49
De telefoon ging zodra Knutas weer terug was in zijn kantoor.
Een donkere mannenstem klonk aan de andere kant.
'Dag, met Torsten Ahlberg, van het ziekenhuis in Visby. U was op zoek naar mij?'
'Ja, fijn dat u belt.'
Knutas zette in het kort de zaak-Peter Bovide uiteen.
'Ja, hij kwam regelmatig bij me en ik schreef hem antidepressiva voor. Dat klopt.'
'Waarom? Wat voor problemen had hij?'
'Hij leed aan paniekaanvallen en had hulp nodig om de symptomen te onderdrukken, om aan de diepste dalen te ontsnappen, zo te zeggen.
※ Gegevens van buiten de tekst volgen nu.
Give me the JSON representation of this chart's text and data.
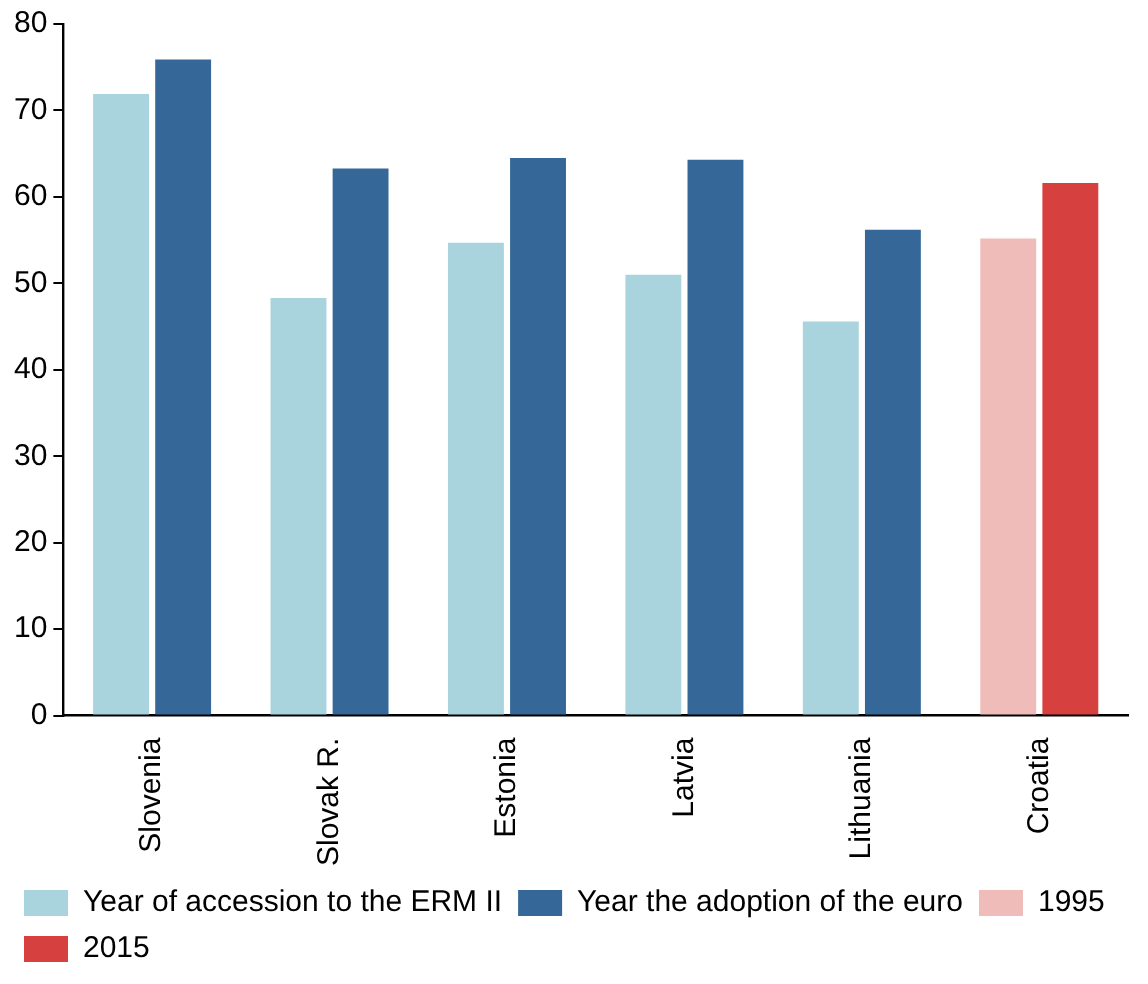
{
  "chart_data": {
    "type": "bar",
    "categories": [
      "Slovenia",
      "Slovak R.",
      "Estonia",
      "Latvia",
      "Lithuania",
      "Croatia"
    ],
    "series": [
      {
        "name": "Year of accession to the ERM II",
        "color": "#a9d3dd",
        "values": [
          71.9,
          48.3,
          54.7,
          51,
          45.6,
          null
        ]
      },
      {
        "name": "Year the adoption of the euro",
        "color": "#356898",
        "values": [
          75.9,
          63.3,
          64.5,
          64.3,
          56.2,
          null
        ]
      },
      {
        "name": "1995",
        "color": "#efbcb9",
        "values": [
          null,
          null,
          null,
          null,
          null,
          55.2
        ]
      },
      {
        "name": "2015",
        "color": "#d6403e",
        "values": [
          null,
          null,
          null,
          null,
          null,
          61.6
        ]
      }
    ],
    "ylim": [
      0,
      80
    ],
    "yticks": [
      0,
      10,
      20,
      30,
      40,
      50,
      60,
      70,
      80
    ],
    "grid": false,
    "legend": "bottom"
  }
}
Maar de oorzaak daarvan, daar kan ik u helaas niet mee helpen.'
'Had het met epilepsie te maken?'
'Niet meteen, maar ongeveer op hetzelfde moment dat hij door epilepsie werd getroffen, begonnen ook zijn paniekaanvallen. Dat is al een aantal jaren geleden.'
'Wanneer kwam hij voor het eerst bij u?'
'Dat herinner ik me nog goed,' zei de arts aan de andere kant. 'Ja, na de moord moest ik uiteraard denken aan het contact dat ik met Peter Bovide heb gehad. Ik had al een vermoeden dat u daar vragen over zou hebben, dus heb ik zijn dossier al tevoorschijn gehaald. Ik heb alle informatie hier. Normaal gesproken is alles vertrouwelijk, maar wanneer het om een moordonderzoek gaat en de patiënt bovendien niet meer leeft, wordt dat uiteraard een andere zaak.'
'Ja, ik wil zo veel mogelijk weten over Peter Bovide.'
'Hij kwam hier in de nacht van 31 juli 1985, om precies te zijn om 03:15 uur,' las de arts voor uit het dossier. 'Toen had hij hevige krampen. We gaven hem medicijnen en hebben hem zijn roes laten uitslapen. Hij had 1,6 promille alcohol in zijn bloed toen hij werd binnengebracht.'
'Ik heb begrepen dat dat zijn eerste epileptische aanval was en dat hij in verband hiermee depressief is geworden.'
'Nou, zo zou ik het ook niet willen uitdrukken. Peter Bovide is na deze gebeurtenis bij een erkende psycholoog en psychotherapeut met gesprekstherapie begonnen. Maar ik heb gedurende die hele tijd contact gehad met de psycholoog, aangezien ik zijn verantwoordelijke arts was, puur medisch gezien, en wij zagen in elk geval een verband tussen de epilepsie en de depressie.'
'Hoe dan?'
'Dat was moeilijk te zeggen. Maar beide zaken deden zich tegelijk voor.'
'Toen, op 31 juli?'
'Nee, zijn eerste epileptische aanval kreeg hij een paar weken eerder.'
'O? In welk verband?'
'Dat weet ik helaas niet. Dat wilde hij niet zeggen. Toen is hij opgenomen in het ziekenhuis in Nynäshamn.'
'Nynäshamn? Waarom was hij daar?'
'Misschien was hij onderweg met de boot van of naar Gotland. Het was immers midden in de zomer. Hij was waarschijnlijk met vakantie.'
'Ja, natuurlijk. Ik zou het op prijs stellen als u mij belt als u nog meer te binnen schiet.'
Knutas bedankte hem voor het gesprek.
Die maandagavond laat kreeg Knutas het bericht waarop hij gehoopt had. De Estse politie deelde mee dat de eigenaar van de witte bestelbus, Ants Otsa, was opgepakt in zijn woning in het centrum van Tallinn, samen met zijn twee kameraden. Alle drie hadden ze onomwonden bekend aan de politie dat ze zwartgewerkt hadden in Zweden voor een bedrijf op Gotland dat Slite Bygg heette. Het contact met de Estse politie was boven alle verwachting geweest. De uitleveringsprocedure, die normaal gesproken erg ingewikkeld was en veel tijd in beslag nam, was deze keer verbazingwekkend soepeitjes gegaan. Die dinsdag zouden ze naar Stockholm worden gevlogen en daarna zouden ze verder reizen naar Gotland.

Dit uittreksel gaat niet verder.